Still, based on his medical examiner toxicology analysis, Coronato said “that in 2014, 10 percent of overdose deaths had fentanyl in their systems. In 2018, fentanyl-related deaths have jumped to 80 percent.”
Coronato also said “synthetics will become the predominate type of illegal drugs abused within the next 5 years” and that “in many instances” it is being sold “right over the internet.”
Smith also said he voted for the House-passed “Synthetics and Overdose Prevention Act, to require the U.S. Postal Service (as private carriers like UPS and Fed-Ex are currently required to do) to obtain advance electronic data (AED)—detailed info on the shipper and addressee and other data—empowering Customs and Border Protection to target fentanyl and other illegal drug shipments.”
Bryce Pardo of the RAND Corporation testified that the potency of fentanyl has sharply increased the number of opioid overdoses. “The crisis was initially fueled by oversupply of prescription painkillers, such as oxycodone and hydrocodone. Yet, in 2017, synthetic opioids, such as fentanyl, were involved in approximately 60 percent of all opioid overdose deaths,” Pardo stated in his testimony. “Today’s drug overdose crisis now surpasses major public health epidemics of prior generations, including the HIV/AIDS epidemic,” Pardo stated. (Click here to read Pardo’s full testimony)
Smith recognized Don Holman, who lost his son Garrett to an overdose of synthetic fentanyl that came directly from China. In written testimony, Mr. Holman reports that Garrett ordered it online; it was delivered in the mail without Garrett ever knowing of the poisonous effects fentanyl has.

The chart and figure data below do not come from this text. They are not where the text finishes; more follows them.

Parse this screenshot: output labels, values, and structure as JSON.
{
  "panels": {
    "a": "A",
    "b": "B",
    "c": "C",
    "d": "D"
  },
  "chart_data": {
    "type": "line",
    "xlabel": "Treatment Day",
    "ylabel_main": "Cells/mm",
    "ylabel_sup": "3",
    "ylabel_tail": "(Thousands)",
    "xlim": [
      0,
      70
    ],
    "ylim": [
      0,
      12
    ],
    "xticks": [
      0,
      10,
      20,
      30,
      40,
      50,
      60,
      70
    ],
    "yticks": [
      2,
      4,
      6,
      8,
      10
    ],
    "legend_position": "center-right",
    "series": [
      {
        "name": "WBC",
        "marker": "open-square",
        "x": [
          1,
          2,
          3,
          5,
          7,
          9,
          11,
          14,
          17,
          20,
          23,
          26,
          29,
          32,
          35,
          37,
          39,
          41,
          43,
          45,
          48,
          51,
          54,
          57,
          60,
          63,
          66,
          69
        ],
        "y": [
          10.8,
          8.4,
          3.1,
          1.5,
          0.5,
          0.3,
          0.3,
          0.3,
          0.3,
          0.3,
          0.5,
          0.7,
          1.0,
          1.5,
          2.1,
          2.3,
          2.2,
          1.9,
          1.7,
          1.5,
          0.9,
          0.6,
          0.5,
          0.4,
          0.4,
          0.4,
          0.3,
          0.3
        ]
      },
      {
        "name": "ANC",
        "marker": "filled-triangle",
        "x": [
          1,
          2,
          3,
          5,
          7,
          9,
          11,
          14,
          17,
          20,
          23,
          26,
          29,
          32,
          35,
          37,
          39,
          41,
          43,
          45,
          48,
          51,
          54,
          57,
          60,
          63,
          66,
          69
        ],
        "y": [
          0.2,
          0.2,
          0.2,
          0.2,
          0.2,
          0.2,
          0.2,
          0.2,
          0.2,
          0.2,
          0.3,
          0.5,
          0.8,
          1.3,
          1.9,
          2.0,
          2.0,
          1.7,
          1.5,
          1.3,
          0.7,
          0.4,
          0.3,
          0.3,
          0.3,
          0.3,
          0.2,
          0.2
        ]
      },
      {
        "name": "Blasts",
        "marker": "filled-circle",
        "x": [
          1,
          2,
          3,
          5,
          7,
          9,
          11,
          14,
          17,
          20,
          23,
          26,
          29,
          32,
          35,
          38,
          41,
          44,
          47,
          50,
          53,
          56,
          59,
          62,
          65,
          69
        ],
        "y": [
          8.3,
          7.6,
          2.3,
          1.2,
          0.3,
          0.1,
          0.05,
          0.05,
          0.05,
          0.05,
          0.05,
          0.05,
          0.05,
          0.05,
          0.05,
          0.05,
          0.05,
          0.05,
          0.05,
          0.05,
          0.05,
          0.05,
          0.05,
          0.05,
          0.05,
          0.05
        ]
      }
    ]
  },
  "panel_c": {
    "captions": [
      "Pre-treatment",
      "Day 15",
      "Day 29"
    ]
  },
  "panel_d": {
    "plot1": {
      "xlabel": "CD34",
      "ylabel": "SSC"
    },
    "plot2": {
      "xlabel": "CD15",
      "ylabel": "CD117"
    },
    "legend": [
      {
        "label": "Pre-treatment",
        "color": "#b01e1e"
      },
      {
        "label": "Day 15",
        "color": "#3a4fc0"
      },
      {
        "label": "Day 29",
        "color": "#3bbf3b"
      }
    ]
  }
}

Last week, Smith spoke at the Mercer County International Overdose Awareness Day sponsored by Prosecutor Angelo Onofri and Robbinsville Mayor David Fried. Personal testimonies offered by survivors and recovering abusers were deeply moving.
Trenton Police Chief Pedro Medina spoke of the loss of his son, Petey, but assured the audience that there is a “God who can help you.” Advocate Mark Manning, who lost his son Christopher, spoke of his ongoing pain at the loss of his son, while Adrienne Petta of Hamilton recounted the horrors of her addiction and the impact on her family. She mentioned her two children, who she said she put in second place compared to a bag of the drugs. Adrienne made it through, and is now a recovery specialist.